There is noway one can produce such translations by any pure statistical methods. It must be a Template, a rule, that
tells google that HONG KONG, July 1 (Xinhua) means 新华社香港7月1日电(记者罗辉) , but how?
My guess it that Google utilises some sort of parallel corpus so it knew the sentence pair.
Now this raise an interesting question: if we can produce every possible phrase or sentence pairs, we can make good
translation system, but is it still counts for "intelligent" or even "artificial intelligence"?
the following is a simple Perl program that exploits Google translation, feed it sentence and "grab" results from web.

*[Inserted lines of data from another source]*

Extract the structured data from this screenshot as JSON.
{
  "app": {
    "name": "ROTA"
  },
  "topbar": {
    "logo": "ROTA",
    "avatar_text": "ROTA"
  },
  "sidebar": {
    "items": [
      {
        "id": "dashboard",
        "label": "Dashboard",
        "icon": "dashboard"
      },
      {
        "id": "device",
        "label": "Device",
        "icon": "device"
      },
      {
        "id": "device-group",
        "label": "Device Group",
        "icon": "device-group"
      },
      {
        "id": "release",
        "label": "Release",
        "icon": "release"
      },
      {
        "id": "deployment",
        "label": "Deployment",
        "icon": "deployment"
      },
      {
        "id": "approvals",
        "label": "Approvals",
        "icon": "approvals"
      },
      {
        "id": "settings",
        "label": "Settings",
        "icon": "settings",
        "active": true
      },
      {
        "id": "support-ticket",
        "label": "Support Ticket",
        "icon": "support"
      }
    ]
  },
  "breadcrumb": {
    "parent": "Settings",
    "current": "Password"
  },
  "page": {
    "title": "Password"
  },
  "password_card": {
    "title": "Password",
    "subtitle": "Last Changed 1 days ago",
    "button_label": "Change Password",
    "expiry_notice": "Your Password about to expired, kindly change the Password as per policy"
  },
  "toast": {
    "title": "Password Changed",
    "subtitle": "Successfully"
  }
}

works in Windows, but when in unix/linux, the utf8 output is wrong and I am not quite sure why, if you know how to solve it, please tell me .
#! /usr/bin/perl -w
#my $langpair = "en|de"; #English to German
#my $langpair = "en|es"; #English to Spanish
#my $langpair = "en|fr"; #English to French
#my $langpair = "en|it"; #English to Italian
#my $langpair = "en|pt"; #English to Portuguese
#my $langpair = "en|ar"; #English to Arabic BETA
#my $langpair = "en|ja"; #English to Japanese BETA
#my $langpair = "en|ko"; #English to Korean BETA
my $langpair = "en|zh-CN" #English to Chinese (Simplified) BETA
#my $langpair = "de|en"; #German to English
#my $langpair = "de|fr"; #German to French
#my $langpair = "es|en"; #Spanish to English
#my $langpair = "fr|en"; #French to English
#my $langpair = "fr|de"; #French to German
#my $langpair = "it|en"; #Italian to English
#my $langpair = "pt|en"; #Portuguese to English
#my $langpair = "ar|en"; #Arabic to English BETA
#my $langpair = "ja|en"; #Japanese to English BETA
#my $langpair = "ko|en"; #Korean to English BETA
#my $langpair = "zh-CN|en"; #Chinese (Simplified) to English BETA
my $text = "";
while(<>){
$text = $_ ;
# get result from google translation
my $url = "http://translate.google.com/translate_t?hl=en&ie=UTF8&oe=UTF8&langpair=$langpair&text=$text";
use LWP 5.64; # Loads all important LWP classes, and makes
# sure your version is reasonably recent.
# Then later, whenever you need to make a get request:
my $response = $browser->get($url, @ns_headers);
die "Can't get $url -- ", $response->status_line
unless $response->is_success;
die "Hey, I was expecting HTML, not ", $response->content_type
unless $response->content_type eq 'text/html';
# or whatever content-type you're equipped to deal with
# Otherwise, process the content somehow:
$str = $response->content;